Donald Pleasence ensures that Buchanan isn’t simply and prematurely pathetic but there are disadvantages to this interesting piece of casting. Pleasence is unquestionably magnetic but too idiosyncratic in the role. For the scene in which his commissionaire’s uniform has been put on a tailor’s dummy and Buchanan emerges from a changing cubicle in civvies, Orton’s script notes that, out of uniform, he ‘appears smaller, shrunken and insignificant’. Donald Pleasence doesn’t, either here or subsequently. According to Orton’s diaries, it was Pleasence’s decision to wear (what are obviously) dentures. The appendage is resonant, given the importance of false teeth in Loot and Orton’s account of his mother’s death, but it unhelpfully makes Pleasence look even more singular than he already does. In the early scenes, there’s a slight military twang to his voice; as the play goes on, his accent becomes more all-purpose ordinary man. I wasn’t sure if this was intentional, reflecting Buchanan’s descent into helpless anonymity, or just inconsistent. Pleasence is sometimes affecting but you get the sense that he’s keeping his aggressive eccentricity in check: it breaks out – and is too powerful – when Buchanan fulminates against the idleness of Raymond, who is excellently played by Richard O’Callaghan. As Debbie, Sheila White, like O’Callaghan, is admirably and likeably natural. Hermione Baddeley is touchingly woebegone as Edith.
It was a treat for me that the BFI screening of The Good and Faithful Servant was introduced by Patricia Routledge, in conversation with one of the senior BFI curators: she was up in London to be interviewed for a new BBC documentary about Joe Orton, due to be shown towards the end of this year. She talked about Orton’s attendance at the read-through and rehearsals, describing her apprehension about meeting him (she thought he loathed not just Mrs Vealfoy but women generally) and her relief that he turned out to be courteous and constructive in his comments on the production. Asked if she’d done any further Orton, Routledge said no – she’d been offered Entertaining Mr Sloane (Orton’s diaries suggest this must have been the television version in 1968) but turned it down: ‘I hated the play’. Patricia Routledge is eighty-eight now but altogether vigorous.
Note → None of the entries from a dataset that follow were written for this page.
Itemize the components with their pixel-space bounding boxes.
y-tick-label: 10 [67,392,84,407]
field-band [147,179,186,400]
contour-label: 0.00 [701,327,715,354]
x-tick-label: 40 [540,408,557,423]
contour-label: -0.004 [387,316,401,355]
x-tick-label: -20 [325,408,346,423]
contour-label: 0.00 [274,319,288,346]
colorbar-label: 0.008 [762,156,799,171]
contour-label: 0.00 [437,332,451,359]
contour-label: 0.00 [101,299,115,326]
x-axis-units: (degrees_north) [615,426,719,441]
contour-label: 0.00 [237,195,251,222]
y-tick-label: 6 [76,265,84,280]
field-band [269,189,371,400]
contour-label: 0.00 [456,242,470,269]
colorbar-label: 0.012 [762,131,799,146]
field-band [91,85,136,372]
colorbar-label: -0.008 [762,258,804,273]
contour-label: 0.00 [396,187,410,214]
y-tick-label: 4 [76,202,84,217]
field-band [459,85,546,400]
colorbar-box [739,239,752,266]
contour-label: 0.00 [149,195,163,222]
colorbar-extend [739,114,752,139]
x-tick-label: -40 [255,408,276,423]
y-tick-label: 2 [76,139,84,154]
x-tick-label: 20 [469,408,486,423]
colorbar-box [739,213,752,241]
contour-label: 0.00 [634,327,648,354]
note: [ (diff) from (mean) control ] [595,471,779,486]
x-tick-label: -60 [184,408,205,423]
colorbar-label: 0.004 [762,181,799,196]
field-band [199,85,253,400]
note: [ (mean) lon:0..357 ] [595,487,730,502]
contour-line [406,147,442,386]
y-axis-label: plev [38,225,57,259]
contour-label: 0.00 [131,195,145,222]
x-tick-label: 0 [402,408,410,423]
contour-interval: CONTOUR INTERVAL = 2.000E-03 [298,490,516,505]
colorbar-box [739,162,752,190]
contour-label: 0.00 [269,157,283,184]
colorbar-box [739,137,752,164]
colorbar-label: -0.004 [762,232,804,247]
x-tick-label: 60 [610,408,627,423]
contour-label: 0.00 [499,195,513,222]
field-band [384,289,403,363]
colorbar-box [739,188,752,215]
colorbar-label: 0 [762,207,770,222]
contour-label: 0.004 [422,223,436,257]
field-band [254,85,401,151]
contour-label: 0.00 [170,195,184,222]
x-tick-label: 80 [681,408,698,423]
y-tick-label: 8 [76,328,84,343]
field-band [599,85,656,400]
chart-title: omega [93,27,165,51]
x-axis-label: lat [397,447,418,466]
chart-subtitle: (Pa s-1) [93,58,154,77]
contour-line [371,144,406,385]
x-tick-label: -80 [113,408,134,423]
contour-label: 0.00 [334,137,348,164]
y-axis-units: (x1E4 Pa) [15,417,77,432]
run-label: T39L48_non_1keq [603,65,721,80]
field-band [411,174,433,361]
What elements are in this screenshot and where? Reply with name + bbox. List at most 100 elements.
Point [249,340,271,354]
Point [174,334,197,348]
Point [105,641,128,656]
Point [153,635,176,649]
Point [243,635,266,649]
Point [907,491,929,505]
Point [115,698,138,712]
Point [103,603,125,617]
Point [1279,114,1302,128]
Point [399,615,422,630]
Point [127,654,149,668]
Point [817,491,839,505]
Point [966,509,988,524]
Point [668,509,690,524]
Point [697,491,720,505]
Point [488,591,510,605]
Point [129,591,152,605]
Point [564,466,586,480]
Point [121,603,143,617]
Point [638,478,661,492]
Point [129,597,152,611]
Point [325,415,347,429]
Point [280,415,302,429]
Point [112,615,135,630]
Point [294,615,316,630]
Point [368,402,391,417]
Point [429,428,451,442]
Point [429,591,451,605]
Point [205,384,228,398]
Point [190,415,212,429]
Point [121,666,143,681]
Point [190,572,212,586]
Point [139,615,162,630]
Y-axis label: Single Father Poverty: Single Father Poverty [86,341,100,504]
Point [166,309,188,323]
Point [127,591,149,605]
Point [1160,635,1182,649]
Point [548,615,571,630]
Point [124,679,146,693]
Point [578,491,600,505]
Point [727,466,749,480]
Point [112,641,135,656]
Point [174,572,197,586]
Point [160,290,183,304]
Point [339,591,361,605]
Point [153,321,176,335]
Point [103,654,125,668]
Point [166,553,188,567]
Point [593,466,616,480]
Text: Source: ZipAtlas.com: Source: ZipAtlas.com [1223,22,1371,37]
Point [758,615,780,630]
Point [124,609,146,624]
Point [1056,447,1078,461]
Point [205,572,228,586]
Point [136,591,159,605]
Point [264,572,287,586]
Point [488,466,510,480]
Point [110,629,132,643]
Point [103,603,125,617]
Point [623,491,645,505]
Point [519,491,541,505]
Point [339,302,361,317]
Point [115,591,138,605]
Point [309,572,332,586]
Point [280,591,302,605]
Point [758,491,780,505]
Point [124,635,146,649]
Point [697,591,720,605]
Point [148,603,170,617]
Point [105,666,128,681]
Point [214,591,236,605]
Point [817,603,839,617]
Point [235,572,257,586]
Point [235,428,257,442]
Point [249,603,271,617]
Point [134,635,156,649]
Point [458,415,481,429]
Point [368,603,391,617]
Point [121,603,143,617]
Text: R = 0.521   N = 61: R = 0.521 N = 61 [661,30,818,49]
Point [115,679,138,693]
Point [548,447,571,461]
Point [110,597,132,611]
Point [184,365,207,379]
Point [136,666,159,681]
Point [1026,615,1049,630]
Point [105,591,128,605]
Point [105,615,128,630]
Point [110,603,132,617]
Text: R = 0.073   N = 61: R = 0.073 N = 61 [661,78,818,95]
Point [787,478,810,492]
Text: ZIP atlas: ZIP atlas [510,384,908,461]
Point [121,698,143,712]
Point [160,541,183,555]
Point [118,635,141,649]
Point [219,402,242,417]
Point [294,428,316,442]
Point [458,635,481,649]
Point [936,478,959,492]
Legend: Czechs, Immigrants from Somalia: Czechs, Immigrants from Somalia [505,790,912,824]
She was especially alert to signals that her much younger interviewer was patronising her. ‘You’re clearly someone with very firm opinions,’ he said blandly at one point. ‘Not as firm as Mrs Vealfoy’s,’ came the quick reply.
19 August 2017
[1] In the television production, the ‘redcoat’ references were changed to ‘redband’, presumably to avoid problems with Butlin’s.